Thursday, December 12, 2013

David Hartley Murder: Zetas Big, Alleged Mass Murderer Salvador Alfonso Martínez Escobedo, 31, Allegedly Had American Killed on Falcon Lake, on American-Mexican Border, and Mexican Police Commander Investigating Hartley Case

 

Tiffany Young-Hartley: According to Stratfor, the Los Zetas drug cartel destroyed her husband's body the same day they murdered him.
 

[Previously, at WEJB/NSU:

“David Hartley: Mexican Drug Cartel Murder of American Jet-Skiing with Wife May All Have been a Mere ‘Misunderstanding.’”]
 

Re-posted by Nicholas Stix

Purely coincidentally, Mexican law enforcement also charged Martínez Escobedo with murdering and beheading police commander Rolando Armando Flores Villegas, who had just been assigned to investigate the Hartley murder.

A Mexican police official, Rolando Armando Flores Villegas, the police commander of Miguel Alemán State, investigated the matter. Commander Flores’ severed head was delivered in a suitcase to the “Mexican military’s Eight Zone headquarters in Reynosa on Oct. 12.”

I could find only Spanish-language reports, and only a few of them, on this case from the previous year.
 

Hartley widow says Zeta arrest brings vindication
By Lynn Brezosky : October 9, 2012 : Updated: October 10, 2012 1:04 a.m.
San Antonio Express-News

MCALLEN,Tx.,Oct.07,2010- Tiffany Hartley,29 wife of David,30, who was shot while jet sking [sic] on Falcon Lake during a studio interview n McAllen, Texas, Oct.7,2010. [Caption to SAEN photo.]


BROWNSVILLE — For Tiffany Hartley, the Mexican government's arrest of a high-ranking cartel operative brought long-awaited vindication.

It was the first time Mexican officials acknowledged that her husband, David, was killed by cartel operatives.

“They've never acknowledged that in two years, and for them to finally acknowledge that David was murdered in Mexico by the cartels, by the Zetas cartel, for me is huge,” she said Tuesday.

Hartley, who now lives in Colorado, said the announcement should satisfy her critics: “The people who thought I had something to do with it can finally go, ‘But Mexico's admitting that they had something to do with it.'”
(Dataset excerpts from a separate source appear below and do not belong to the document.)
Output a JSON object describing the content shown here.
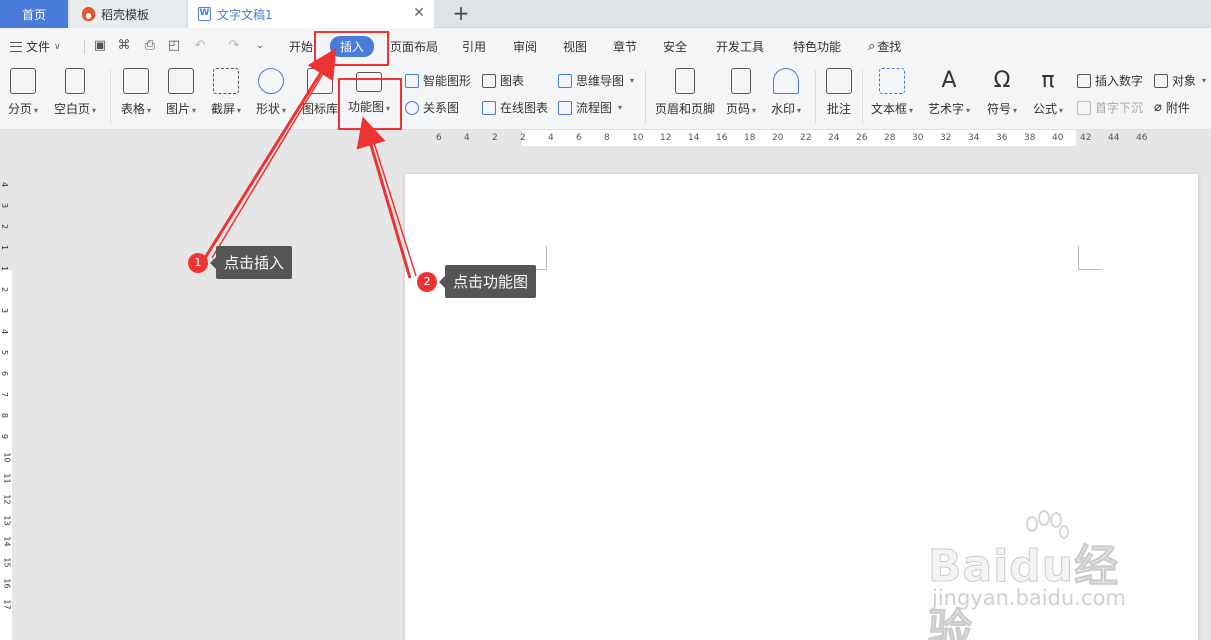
{
  "tabs": {
    "home": "首页",
    "template": "稻壳模板",
    "document": "文字文稿1"
  },
  "menu": {
    "file": "文件",
    "items": [
      "开始",
      "插入",
      "页面布局",
      "引用",
      "审阅",
      "视图",
      "章节",
      "安全",
      "开发工具",
      "特色功能"
    ],
    "active": "插入",
    "search": "查找"
  },
  "ribbon": {
    "page_break": "分页",
    "blank_page": "空白页",
    "table": "表格",
    "picture": "图片",
    "screenshot": "截屏",
    "shape": "形状",
    "icon_library": "图标库",
    "function_chart": "功能图",
    "smart_shape": "智能图形",
    "chart": "图表",
    "mind_map": "思维导图",
    "relation_chart": "关系图",
    "online_chart": "在线图表",
    "flow_chart": "流程图",
    "header_footer": "页眉和页脚",
    "page_number": "页码",
    "watermark": "水印",
    "comment": "批注",
    "text_box": "文本框",
    "word_art": "艺术字",
    "symbol": "符号",
    "formula": "公式",
    "insert_number": "插入数字",
    "object": "对象",
    "drop_cap": "首字下沉",
    "attachment": "附件"
  },
  "ruler": {
    "h_ticks": [
      "6",
      "4",
      "2",
      "2",
      "4",
      "6",
      "8",
      "10",
      "12",
      "14",
      "16",
      "18",
      "20",
      "22",
      "24",
      "26",
      "28",
      "30",
      "32",
      "34",
      "36",
      "38",
      "40",
      "42",
      "44",
      "46"
    ],
    "v_ticks": [
      "4",
      "3",
      "2",
      "1",
      "1",
      "2",
      "3",
      "4",
      "5",
      "6",
      "7",
      "8",
      "9",
      "10",
      "11",
      "12",
      "13",
      "14",
      "15",
      "16",
      "17"
    ]
  },
  "annotations": {
    "step1_num": "1",
    "step1_text": "点击插入",
    "step2_num": "2",
    "step2_text": "点击功能图",
    "color": "#e33333"
  },
  "watermark": {
    "brand": "Baidu经验",
    "url": "jingyan.baidu.com"
  },
  "colors": {
    "accent": "#4a7bd9",
    "highlight": "#e33333"
  }
}
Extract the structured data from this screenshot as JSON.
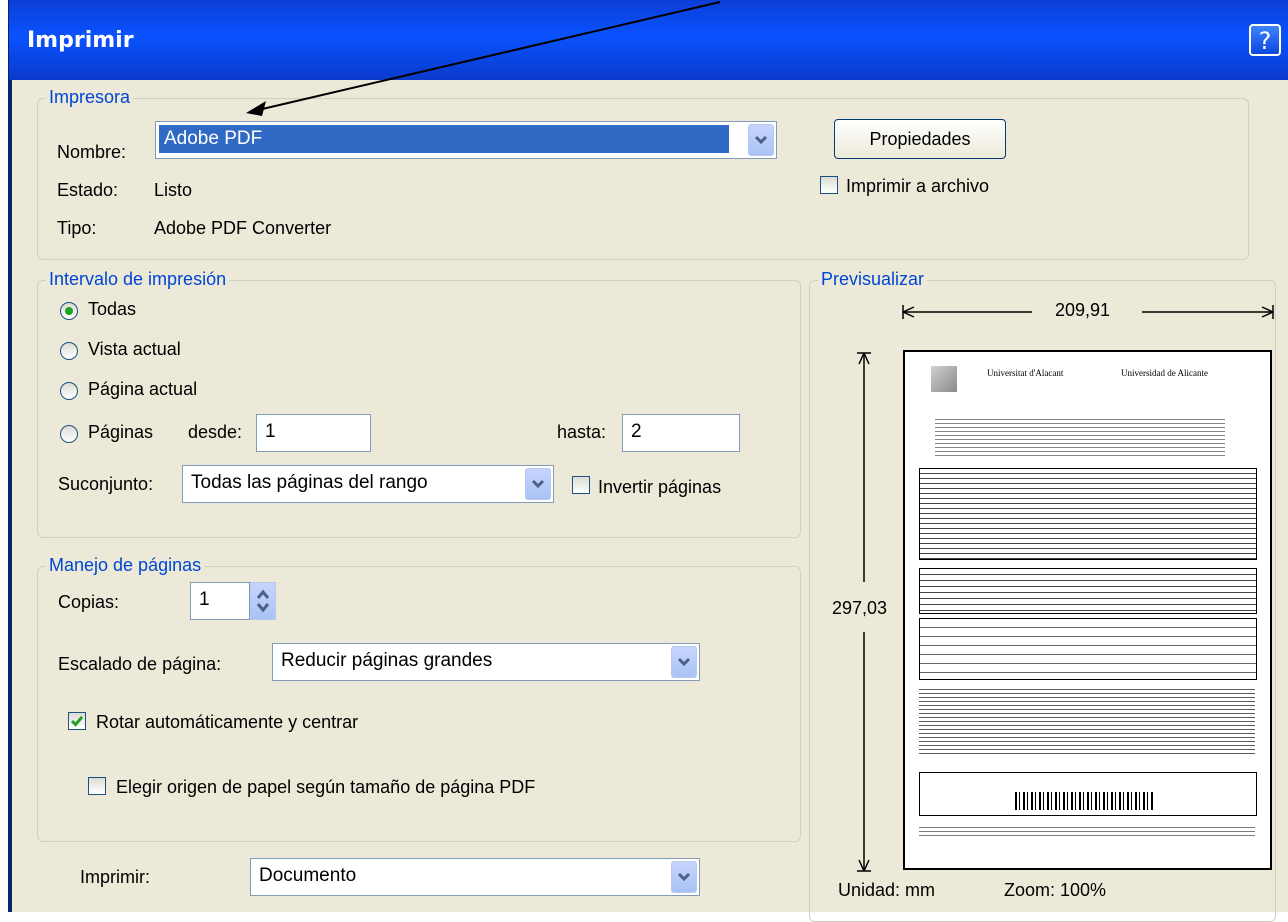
{
  "window": {
    "title": "Imprimir",
    "help_label": "?"
  },
  "printer": {
    "legend": "Impresora",
    "name_label": "Nombre:",
    "name_value": "Adobe PDF",
    "status_label": "Estado:",
    "status_value": "Listo",
    "type_label": "Tipo:",
    "type_value": "Adobe PDF Converter",
    "properties_button": "Propiedades",
    "print_to_file_label": "Imprimir a archivo",
    "print_to_file_checked": false
  },
  "range": {
    "legend": "Intervalo de impresión",
    "options": [
      {
        "label": "Todas",
        "selected": true
      },
      {
        "label": "Vista actual",
        "selected": false
      },
      {
        "label": "Página actual",
        "selected": false
      },
      {
        "label": "Páginas",
        "selected": false
      }
    ],
    "from_label": "desde:",
    "from_value": "1",
    "to_label": "hasta:",
    "to_value": "2",
    "subset_label": "Suconjunto:",
    "subset_value": "Todas las páginas del rango",
    "reverse_label": "Invertir páginas",
    "reverse_checked": false
  },
  "handling": {
    "legend": "Manejo de páginas",
    "copies_label": "Copias:",
    "copies_value": "1",
    "scaling_label": "Escalado de página:",
    "scaling_value": "Reducir páginas grandes",
    "autorotate_label": "Rotar automáticamente y centrar",
    "autorotate_checked": true,
    "paper_source_label": "Elegir origen de papel según tamaño de página PDF",
    "paper_source_checked": false
  },
  "print_what": {
    "label": "Imprimir:",
    "value": "Documento"
  },
  "preview": {
    "legend": "Previsualizar",
    "width_value": "209,91",
    "height_value": "297,03",
    "unit_label": "Unidad: mm",
    "zoom_label": "Zoom: 100%",
    "page_header_left": "Universitat d'Alacant",
    "page_header_right": "Universidad de Alicante"
  },
  "colors": {
    "title_bar": "#0a52ff",
    "dialog_bg": "#ece9d8",
    "legend_text": "#0046d5",
    "selection": "#316ac5"
  }
}
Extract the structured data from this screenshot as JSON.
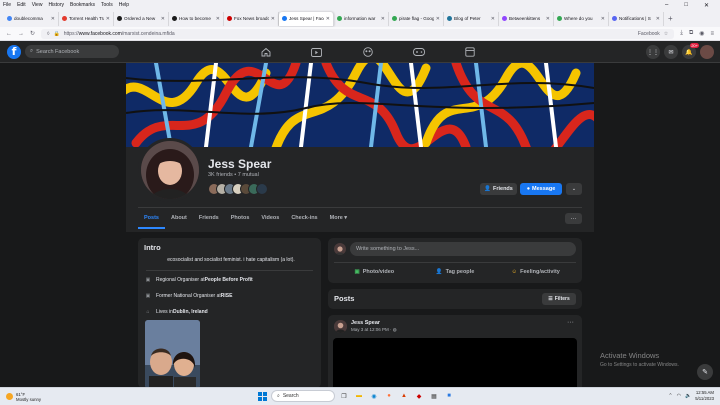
{
  "browser": {
    "menu": [
      "File",
      "Edit",
      "View",
      "History",
      "Bookmarks",
      "Tools",
      "Help"
    ],
    "tabs": [
      {
        "title": "doublecomma",
        "color": "#4285f4"
      },
      {
        "title": "Torrent Health Tracker",
        "color": "#e33b2e"
      },
      {
        "title": "Ordered a New",
        "color": "#1b1b1b"
      },
      {
        "title": "How to become",
        "color": "#1b1b1b"
      },
      {
        "title": "Fox News broadcast",
        "color": "#cc0000"
      },
      {
        "title": "Jess Spear | Facebook",
        "color": "#1877f2"
      },
      {
        "title": "information war",
        "color": "#34a853"
      },
      {
        "title": "pirate flag - Google",
        "color": "#34a853"
      },
      {
        "title": "Blog of Peter",
        "color": "#21759b"
      },
      {
        "title": "Betweenkittens",
        "color": "#9146ff"
      },
      {
        "title": "Where do you",
        "color": "#34a853"
      },
      {
        "title": "Notifications | S",
        "color": "#5865f2"
      }
    ],
    "active_tab_index": 5,
    "url_scheme": "https://",
    "url_host": "www.facebook.com",
    "url_path": "/marxist.cendeina.mfida",
    "url_right_label": "Facebook"
  },
  "fb": {
    "search_placeholder": "Search Facebook",
    "notifications_badge": "20+",
    "profile": {
      "name": "Jess Spear",
      "friends_summary": "3K friends • 7 mutual",
      "friends_button": "Friends",
      "message_button": "Message",
      "tabs": [
        "Posts",
        "About",
        "Friends",
        "Photos",
        "Videos",
        "Check-ins",
        "More ▾"
      ],
      "active_tab": "Posts"
    },
    "intro": {
      "title": "Intro",
      "bio": "ecosocialist and socialist feminist. i hate capitalism (a lot).",
      "rows": [
        {
          "icon": "briefcase-icon",
          "prefix": "Regional Organiser at ",
          "bold": "People Before Profit"
        },
        {
          "icon": "briefcase-icon",
          "prefix": "Former National Organiser at ",
          "bold": "RISE"
        },
        {
          "icon": "home-icon",
          "prefix": "Lives in ",
          "bold": "Dublin, Ireland"
        }
      ]
    },
    "composer": {
      "placeholder": "Write something to Jess...",
      "actions": [
        "Photo/video",
        "Tag people",
        "Feeling/activity"
      ]
    },
    "posts": {
      "title": "Posts",
      "filters": "Filters",
      "first_post": {
        "author": "Jess Spear",
        "meta": "May 3 at 12:06 PM ·"
      }
    }
  },
  "windows": {
    "activate_title": "Activate Windows",
    "activate_sub": "Go to Settings to activate Windows.",
    "weather_temp": "61°F",
    "weather_desc": "Mostly sunny",
    "search_label": "Search",
    "time": "12:55 AM",
    "date": "5/11/2023"
  }
}
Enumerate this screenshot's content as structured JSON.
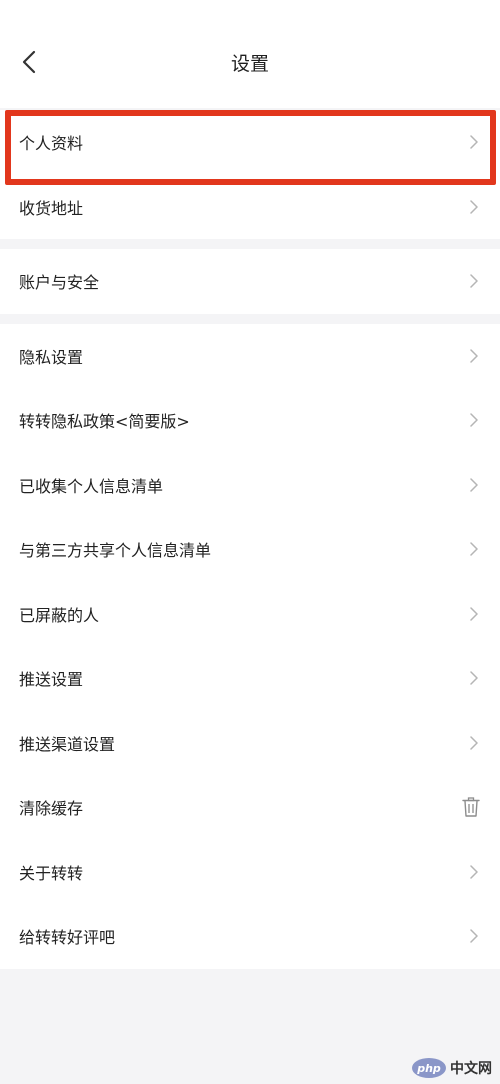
{
  "header": {
    "title": "设置",
    "back_icon": "chevron-left-icon"
  },
  "groups": [
    {
      "items": [
        {
          "label": "个人资料",
          "trailing": "chevron-right-icon",
          "highlighted": true
        },
        {
          "label": "收货地址",
          "trailing": "chevron-right-icon"
        }
      ]
    },
    {
      "items": [
        {
          "label": "账户与安全",
          "trailing": "chevron-right-icon"
        }
      ]
    },
    {
      "items": [
        {
          "label": "隐私设置",
          "trailing": "chevron-right-icon"
        },
        {
          "label": "转转隐私政策<简要版>",
          "trailing": "chevron-right-icon"
        },
        {
          "label": "已收集个人信息清单",
          "trailing": "chevron-right-icon"
        },
        {
          "label": "与第三方共享个人信息清单",
          "trailing": "chevron-right-icon"
        },
        {
          "label": "已屏蔽的人",
          "trailing": "chevron-right-icon"
        },
        {
          "label": "推送设置",
          "trailing": "chevron-right-icon"
        },
        {
          "label": "推送渠道设置",
          "trailing": "chevron-right-icon"
        },
        {
          "label": "清除缓存",
          "trailing": "trash-icon"
        },
        {
          "label": "关于转转",
          "trailing": "chevron-right-icon"
        },
        {
          "label": "给转转好评吧",
          "trailing": "chevron-right-icon"
        }
      ]
    }
  ],
  "watermark": {
    "logo_text": "php",
    "site_text": "中文网"
  },
  "colors": {
    "highlight_border": "#e2371d",
    "background": "#f4f4f6",
    "chevron": "#b5b5b5"
  }
}
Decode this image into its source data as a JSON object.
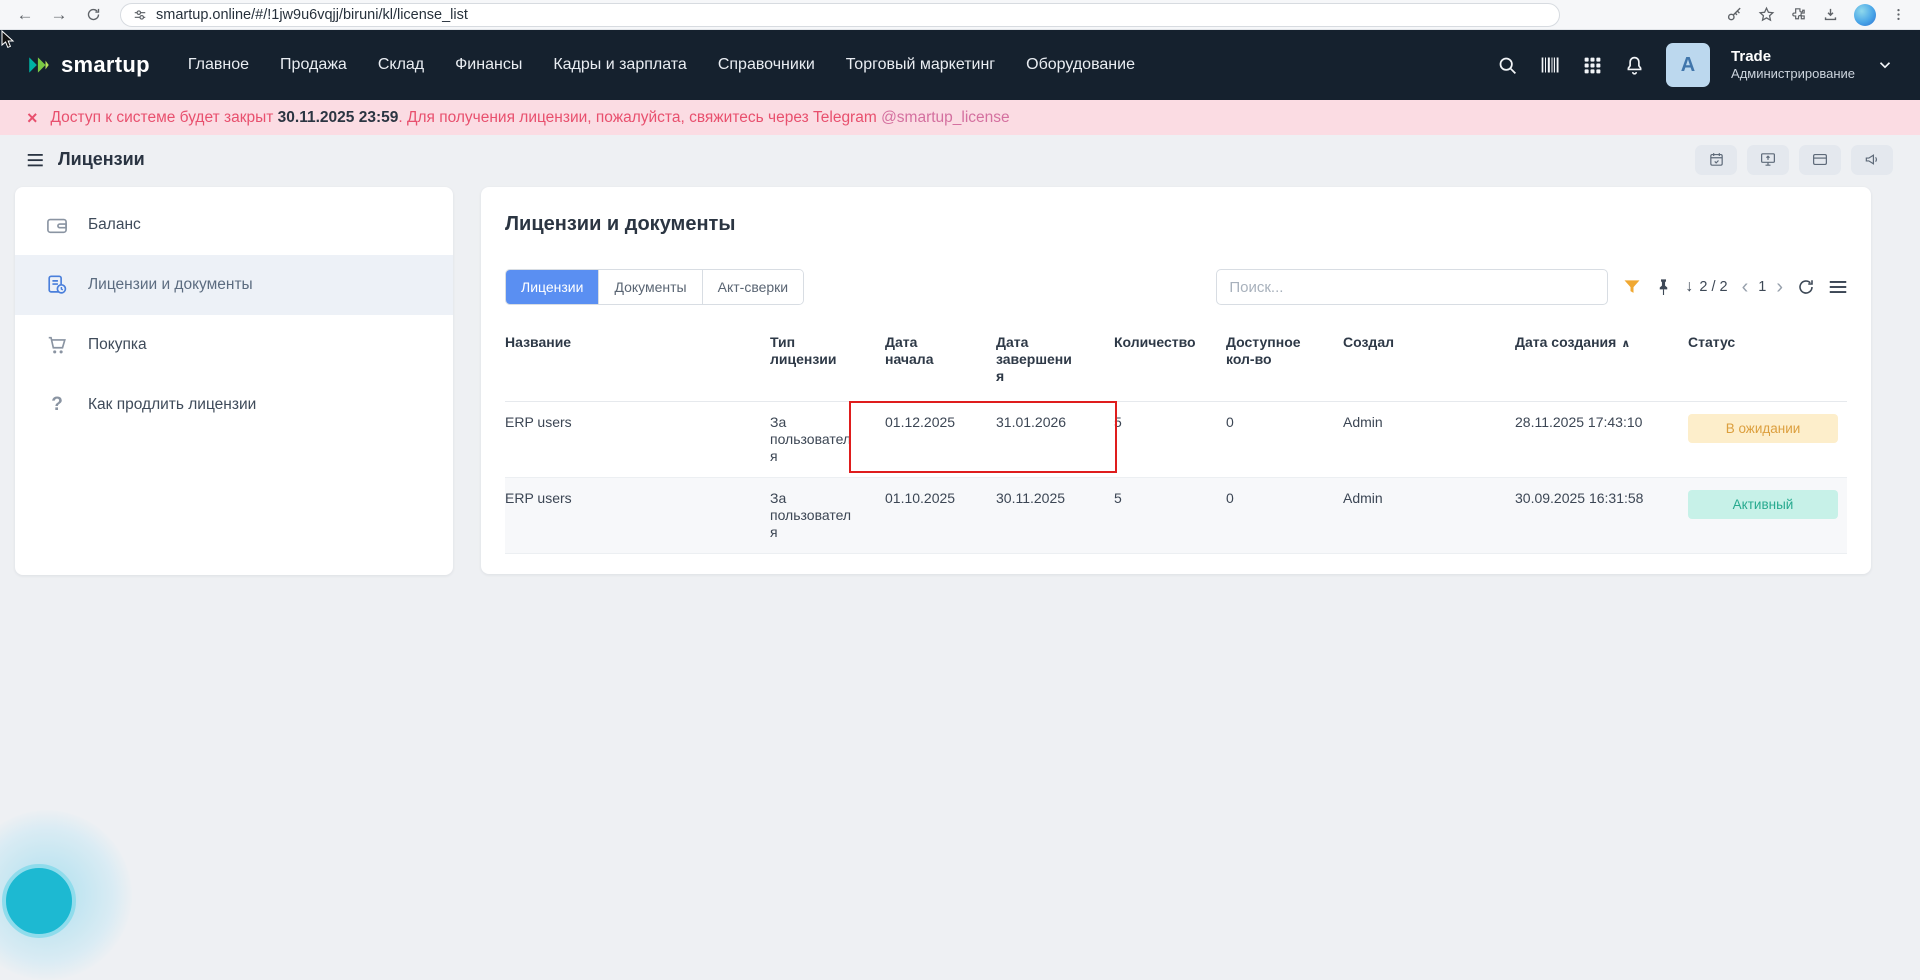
{
  "browser": {
    "url": "smartup.online/#/!1jw9u6vqjj/biruni/kl/license_list"
  },
  "header": {
    "logo_text": "smartup",
    "nav": [
      {
        "label": "Главное"
      },
      {
        "label": "Продажа"
      },
      {
        "label": "Склад"
      },
      {
        "label": "Финансы"
      },
      {
        "label": "Кадры и зарплата"
      },
      {
        "label": "Справочники"
      },
      {
        "label": "Торговый маркетинг"
      },
      {
        "label": "Оборудование"
      }
    ],
    "account": {
      "avatar_letter": "A",
      "name": "Trade",
      "role": "Администрирование"
    }
  },
  "banner": {
    "close_glyph": "×",
    "text_prefix": "Доступ к системе будет закрыт ",
    "text_bold": "30.11.2025 23:59",
    "text_middle": ". Для получения лицензии, пожалуйста, свяжитесь через Telegram ",
    "link": "@smartup_license"
  },
  "page": {
    "title": "Лицензии"
  },
  "sidebar": {
    "items": [
      {
        "label": "Баланс",
        "active": false
      },
      {
        "label": "Лицензии и документы",
        "active": true
      },
      {
        "label": "Покупка",
        "active": false
      },
      {
        "label": "Как продлить лицензии",
        "active": false
      }
    ]
  },
  "main": {
    "title": "Лицензии и документы",
    "tabs": [
      {
        "label": "Лицензии",
        "active": true
      },
      {
        "label": "Документы",
        "active": false
      },
      {
        "label": "Акт-сверки",
        "active": false
      }
    ],
    "search_placeholder": "Поиск...",
    "sort_arrow": "↓",
    "counter": "2 / 2",
    "pager": {
      "prev": "‹",
      "page": "1",
      "next": "›"
    }
  },
  "table": {
    "headers": [
      "Название",
      "Тип лицензии",
      "Дата начала",
      "Дата завершения",
      "Количество",
      "Доступное кол-во",
      "Создал",
      "Дата создания",
      "Статус"
    ],
    "sort_caret": "∧",
    "rows": [
      {
        "name": "ERP users",
        "license_type": "За пользователя",
        "date_start": "01.12.2025",
        "date_end": "31.01.2026",
        "quantity": "5",
        "available": "0",
        "created_by": "Admin",
        "created_at": "28.11.2025 17:43:10",
        "status": "В ожидании",
        "status_kind": "pending"
      },
      {
        "name": "ERP users",
        "license_type": "За пользователя",
        "date_start": "01.10.2025",
        "date_end": "30.11.2025",
        "quantity": "5",
        "available": "0",
        "created_by": "Admin",
        "created_at": "30.09.2025 16:31:58",
        "status": "Активный",
        "status_kind": "active"
      }
    ]
  },
  "colors": {
    "nav_bg": "#15212e",
    "accent_blue": "#5a8ff2",
    "banner_bg": "#fbdce3",
    "banner_text": "#e8506e",
    "filter_orange": "#f0a832",
    "status_pending_bg": "#fdeecb",
    "status_pending_text": "#dc9f3e",
    "status_active_bg": "#c7f1e8",
    "status_active_text": "#27aa8f",
    "annotation_red": "#df1d1d"
  }
}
Mexican officials reported Monday that military forces captured Salvador Alfonso Martínez Escobedo, 31, a high-ranking Zetas gang member accused of having a leading role in a series of horrific crimes.

The charges against him include mass murders and the slaying of both David Hartley in 2010 and the police commander investigating Hartley's death, whose severed head later was delivered to Mexican military in a suitcase.

David Hartley's body never was recovered.

By the time of his arrest Saturday in Nuevo Laredo, Martínez, also known as “the Squirrel,” had a $1 million bounty on his head.

Tiffany Hartley's story that gunmen killed her husband Sept. 30, 2010, as the two vacationed on Falcon Lake drew international attention to the drug war raging on the Texas border.

Her tale also drew skepticism, as pundits and criminal experts searched her account for discrepancies and analyzed her body language for signs of dishonesty.

Homeland Security Secretary Janet Napolitano said early that “speculation is unwarranted” toward Tiffany Hartley.

Zapata County Sheriff Sigifredo Gonzalez said he was frustrated by the way the Mexican government treated her.

“She wasn't interviewed but rather interrogated,” he said.

David Hartley had been working for an oil field services company in Reynosa, Mexico, and the couple were preparing to return to their native Colorado that fall.
They spent one of their last days along the Texas border sightseeing. One of the sights they wanted to see was a partly submerged church on the Mexican side of the lake.

Some months earlier, officials received reports of armed “pirates” on the lake, robbing U.S. fishermen at gunpoint.

Sheriff Gonzalez said Tuesday that Tiffany's story was, from the beginning, consistent with those reports.

He said his own investigation into the death turned up five names of suspected low-ranking cartel members. While the names did not include Martinez's, he said Martinez was likely arrested as the ring leader.

“I'm sure that the Mexican military is not going to lie about this thing,” Gonzalez said. “I'm sure he was involved somehow, though not the actual killing of Hartley himself.”

Mexican officials naming Hartley as a murder victim is “very important,” he said.
Tiffany Hartley said she still wants more information to make sure the government has arrested the man responsible for her husband's death.

“But, you know, either way, he's a cartel member, either way he's part of the Zetas cartel,” she said. “He has hurt a lot of people and killed a lot of people.”

lbrezosky@express-news.net

1 comment:

  1. This lake as I understand it is right on the border. So if are on a boat, jet ski, what ever, you can travel the length and breadth of the lake and as long as you do not touch land the customs, immigration, border control does not care. You are on the water no matter where you are and is legal. Once you touch land on either side then it is a different matter. This couple was not doing anything illegal.